US Luft-Feldpost ab Recklinghausen

 

 

 

Luftpostbrief  vom 26.4.1945 eines in Recklinghausen stationierten US-Soldaten in die USA.

Es fehlt der Zensor. Abgestempelt wurden die Marken mit einem Maschinenstempel der US-Feldpost.

 

 

Eine ganz andere Luftpost spielte sich im Kreis Recklinghausen nach Ende des 2. Weltkrieges ab. Es existierte weder ein ziviler noch militärischer deutscher Flugbetrieb. Allein die alliierten Armeen ermöglichten ihren Soldaten u.a. per Luftpost Meldungen in die Heimat aufzugeben. Anhand der US-Feldpoststempel ist nachzuweisen, wann und wo die Armeen in Orten des Kreises Recklinghausen auf ihren Marsch nach Berlin stationiert waren.  Gezeigt werden hier Briefe, die Soldaten bei einer US - Feldpoststation in Recklinghausen aufgegeben hatten. Auch in den anderen kreisangehörigen Städten gab es US-Feldpostämter.

 

Der abgebildete Briefumschlag  mit eingedruckter Marke (Ganzsache Brief)

und Zensurstempel stammt von einem Soldaten  der 79. US-Inf. Division.

Laut Truppennachweis war diese Division vom 5.5. - 14.5.19145 in Recklinghausen stationiert.

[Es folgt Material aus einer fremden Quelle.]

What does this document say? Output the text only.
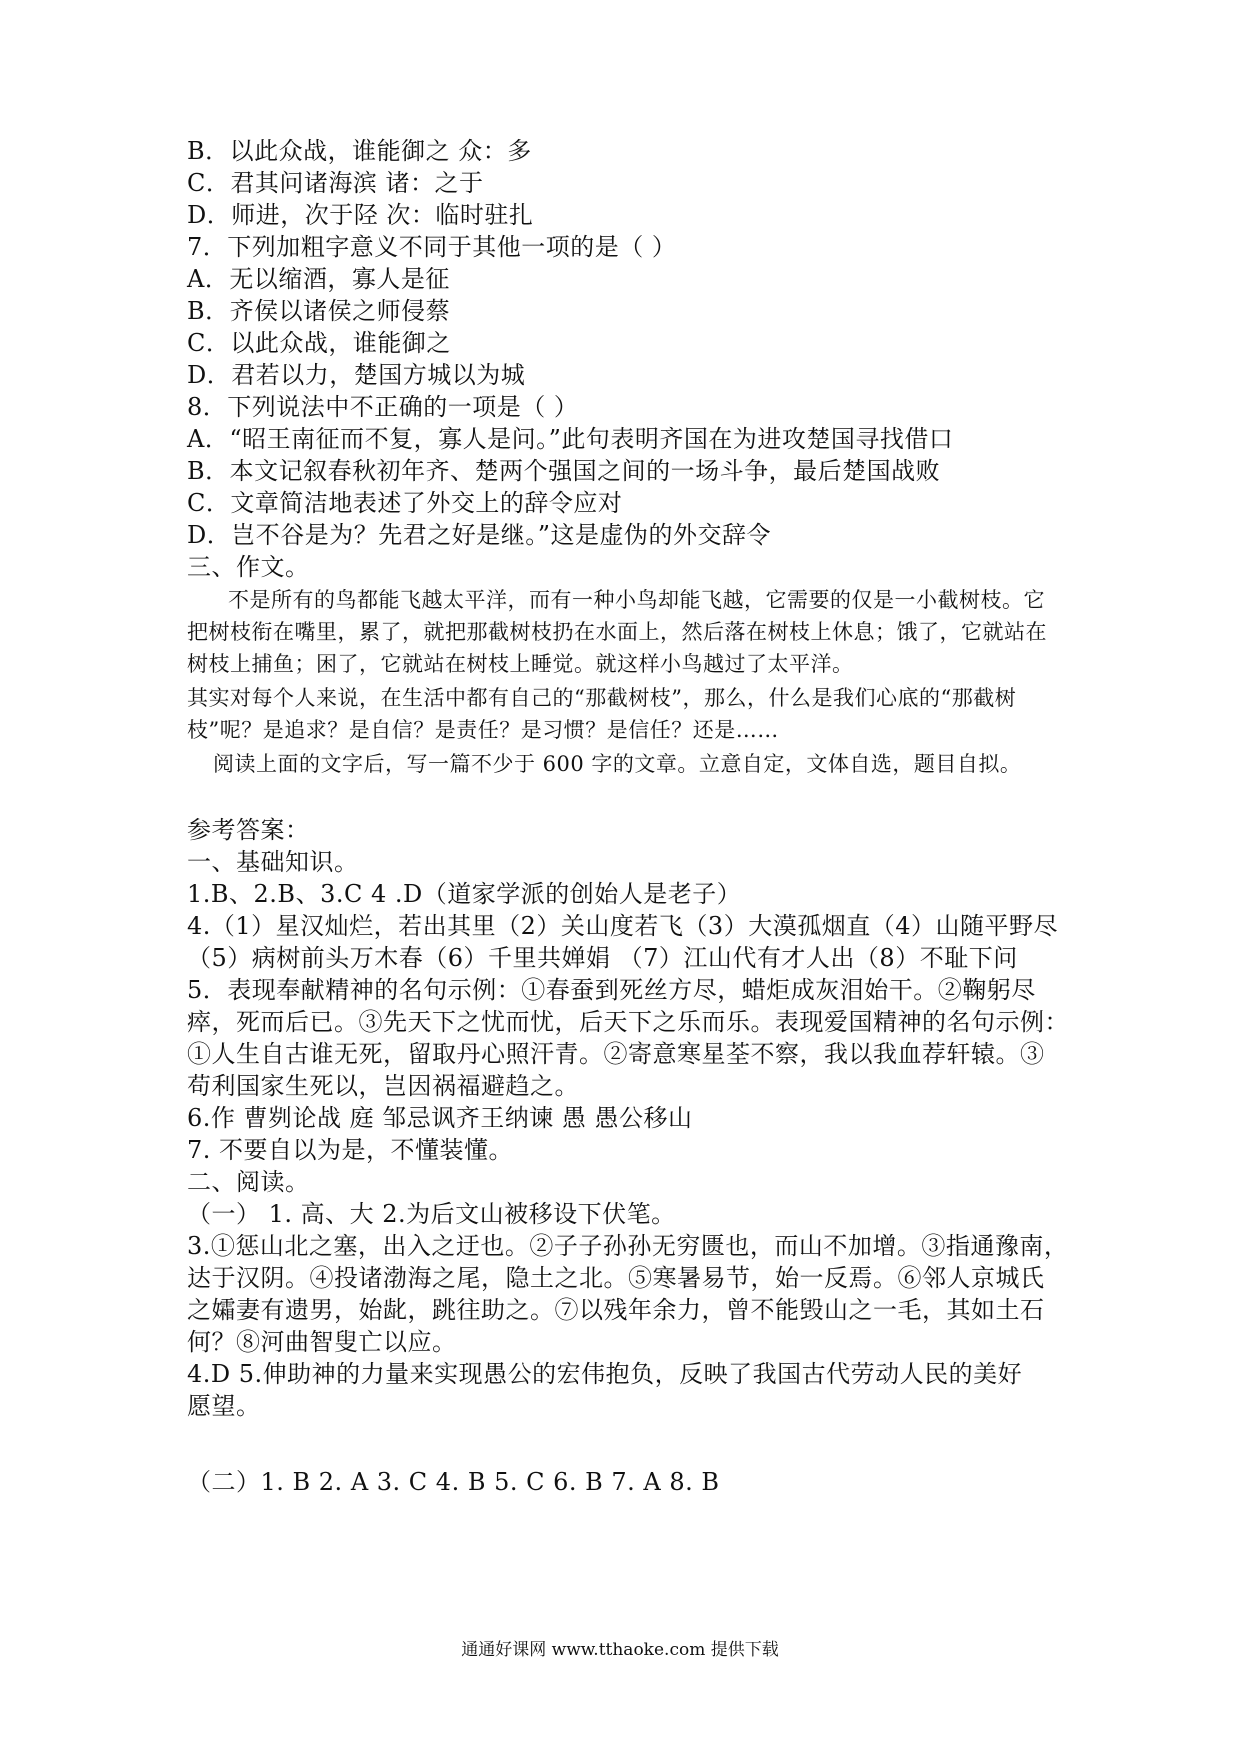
B．以此众战，谁能御之 众：多
C．君其问诸海滨 诸：之于
D．师进，次于陉 次：临时驻扎
7．下列加粗字意义不同于其他一项的是（ ）
A．无以缩酒，寡人是征
B．齐侯以诸侯之师侵蔡
C．以此众战，谁能御之
D．君若以力，楚国方城以为城
8．下列说法中不正确的一项是（ ）
A．“昭王南征而不复，寡人是问。”此句表明齐国在为进攻楚国寻找借口
B．本文记叙春秋初年齐、楚两个强国之间的一场斗争，最后楚国战败
C．文章简洁地表述了外交上的辞令应对
D．岂不谷是为？先君之好是继。”这是虚伪的外交辞令
三、作文。
不是所有的鸟都能飞越太平洋，而有一种小鸟却能飞越，它需要的仅是一小截树枝。它
把树枝衔在嘴里，累了，就把那截树枝扔在水面上，然后落在树枝上休息；饿了，它就站在
树枝上捕鱼；困了，它就站在树枝上睡觉。就这样小鸟越过了太平洋。
其实对每个人来说，在生活中都有自己的“那截树枝”，那么，什么是我们心底的“那截树
枝”呢？是追求？是自信？是责任？是习惯？是信任？还是……
阅读上面的文字后，写一篇不少于 600 字的文章。立意自定，文体自选，题目自拟。
参考答案：
一、基础知识。
1.B、2.B、3.C 4 .D（道家学派的创始人是老子）
4.（1）星汉灿烂，若出其里（2）关山度若飞（3）大漠孤烟直（4）山随平野尽
（5）病树前头万木春（6）千里共婵娟 （7）江山代有才人出（8）不耻下问
5．表现奉献精神的名句示例：①春蚕到死丝方尽，蜡炬成灰泪始干。②鞠躬尽
瘁，死而后已。③先天下之忧而忧，后天下之乐而乐。表现爱国精神的名句示例：
①人生自古谁无死，留取丹心照汗青。②寄意寒星荃不察，我以我血荐轩辕。③
苟利国家生死以，岂因祸福避趋之。
6.作 曹刿论战 庭 邹忌讽齐王纳谏 愚 愚公移山
7. 不要自以为是，不懂装懂。
二、阅读。
（一） 1. 高、大 2.为后文山被移设下伏笔。
3.①惩山北之塞，出入之迂也。②子子孙孙无穷匮也，而山不加增。③指通豫南，
达于汉阴。④投诸渤海之尾，隐土之北。⑤寒暑易节，始一反焉。⑥邻人京城氏
之孀妻有遗男，始龀，跳往助之。⑦以残年余力，曾不能毁山之一毛，其如土石
何？⑧河曲智叟亡以应。
4.D 5.伸助神的力量来实现愚公的宏伟抱负，反映了我国古代劳动人民的美好
愿望。
（二）1. B 2. A 3. C 4. B 5. C 6. B 7. A 8. B
通通好课网 www.tthaoke.com 提供下载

Der Wertstempel wurde mit einem Gummihandstempel, blau eingefärbt, entwertet.

 

 

 

Zu den abgebildeten Briefen ist folgendes anzumerken. Spezielle  Ganzsachen der US-Feldpost gab es nicht. Die Soldaten benutzten die in den USA üblichen Luftpostumschläge mit oder ohne Randbedruckung. Die privaten Sendungen waren  gebührenfrei, soweit sie innerhalb der USA per Eisenbahn befördert wurden. US-Feldpost aus Europa per Luftpost kostete eine Gebühr von 6 Cent im Jahr 1945, ermäßigt auf 5 Cent in 1946.

 

Beide Briefe tragen die Merkmale der damals üblichen Feldpostbriefe: Persönliche Angaben und Kennummer, Dienstrang, Truppenteil, Feldpostanschrift und den US-Feldpoststempel. Diesen gab es einmal als Gummi-Handstempel und zum anderen als Maschinenstempel aus Metall. Stempelfarbe war blau oder schwarz. Vom nächstgelegenen Flugplatz ging der Brief dann in die USA.

 

 

 

Der Briefumschlag mit geklebter Luftpostmarke stammt von der 35. US-Inf. Division.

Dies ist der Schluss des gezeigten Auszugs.